«Vi era un sepolcro nuovo, nel quale nessuno era stato ancora posto» (Gv 18, 41).
Le persone a Lui care o che confidavano in Lui, la Madre, le donne, Nicodemo, Giuseppe di Arimatèa, si prendono cura del corpo di Gesù, compiono un atto di pietà umana che assume un significato nuovo, perché quello è il corpo del Figlio di Dio. Tante volte, nella tradizione cristiana, a quel sepolcro nuovo si sono ispirate tante anime, tanti ardenti uomini e donne di preghiera: come quel sepolcro ha accolto Gesù e non ha potuto neppure trattenerlo, così molti hanno chiesto al Signore di poter essere quel sepolcro, di poter accogliere nel proprio cuore verginale, cioè nuovo, per curare e custodire Gesù stesso, morto, risorto, nel suo corpo ormai glorioso; per essere un luogo dove deporre il corpo di Gesù, santificato dall’offerta e dalla volontà divina di andare fino in fondo, fino a consegnare se stesso.
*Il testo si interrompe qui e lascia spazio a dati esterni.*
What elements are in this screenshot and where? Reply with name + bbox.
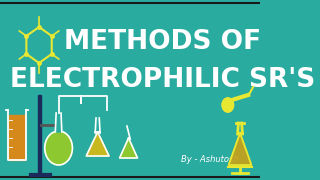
Polygon shape (229, 133, 252, 165)
Bar (38, 95, 42, 175)
Text: ELECTROPHILIC SR'S: ELECTROPHILIC SR'S (10, 67, 315, 93)
Circle shape (222, 98, 234, 112)
Polygon shape (55, 116, 62, 132)
Polygon shape (9, 115, 25, 160)
Text: METHODS OF: METHODS OF (64, 29, 261, 55)
Circle shape (45, 131, 72, 165)
Polygon shape (86, 132, 109, 156)
Polygon shape (120, 138, 138, 158)
Text: By - Ashutosh: By - Ashutosh (181, 156, 239, 165)
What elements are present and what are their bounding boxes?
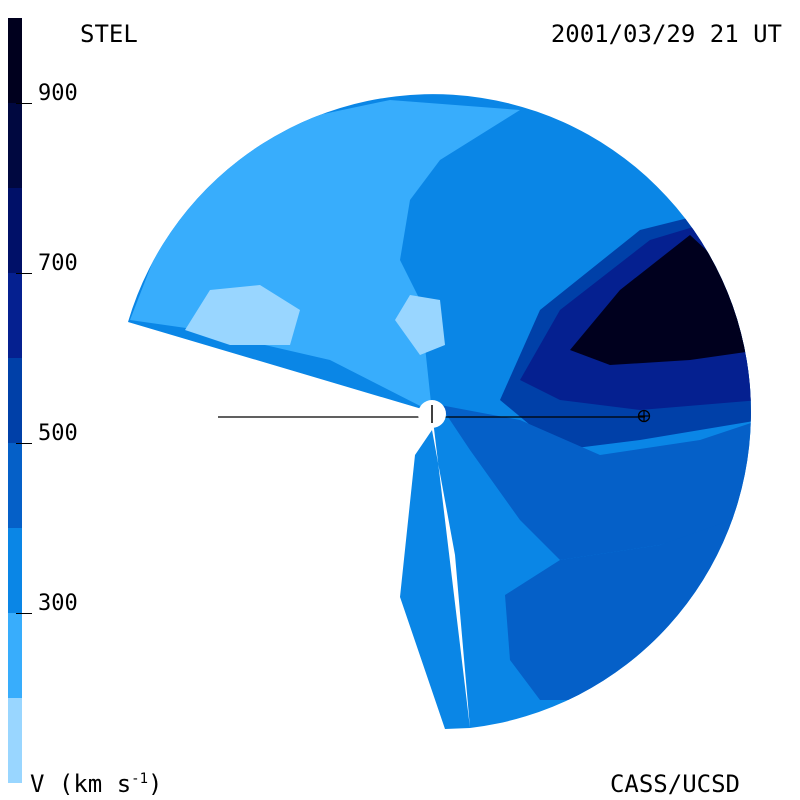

Abbiamo sentito nelle letture della Parola di Dio, sia ieri sera che oggi, che “Egli si è consegnato al Padre”, fino in fondo: andare dritto, offrirsi, consegnarsi. Ma sappiamo che si è consegnato anche a noi uomini e la pietà della Madre e di quelle donne ha voluto raccoglierlo, abbracciarlo, prenderlo con sé, custodirlo. Anche questo, fratelli e sorelle, fedeli, discepoli, Chiesa, suo Corpo mistico, è per noi parte della nostra sequela di Lui. Se la scena della Pietà, immortalata da molti talenti artistici, di scendere Gesù dalla croce, di porlo nel sepolcro e di imbalsamarlo, secondo le ritualità giudaiche, è stata una parte importante della sequela di quelli che sono stati più vicini, soprattutto della Madre, allora io credo che ciò faccia parte della nostra fede cristiana; non è probabilmente l’aspetto più evidente che colpisce dinanzi alle folle ma è l’aspetto più intimo, più affettuoso, proprio delle persone più vicine a Lui e che più lo amavano.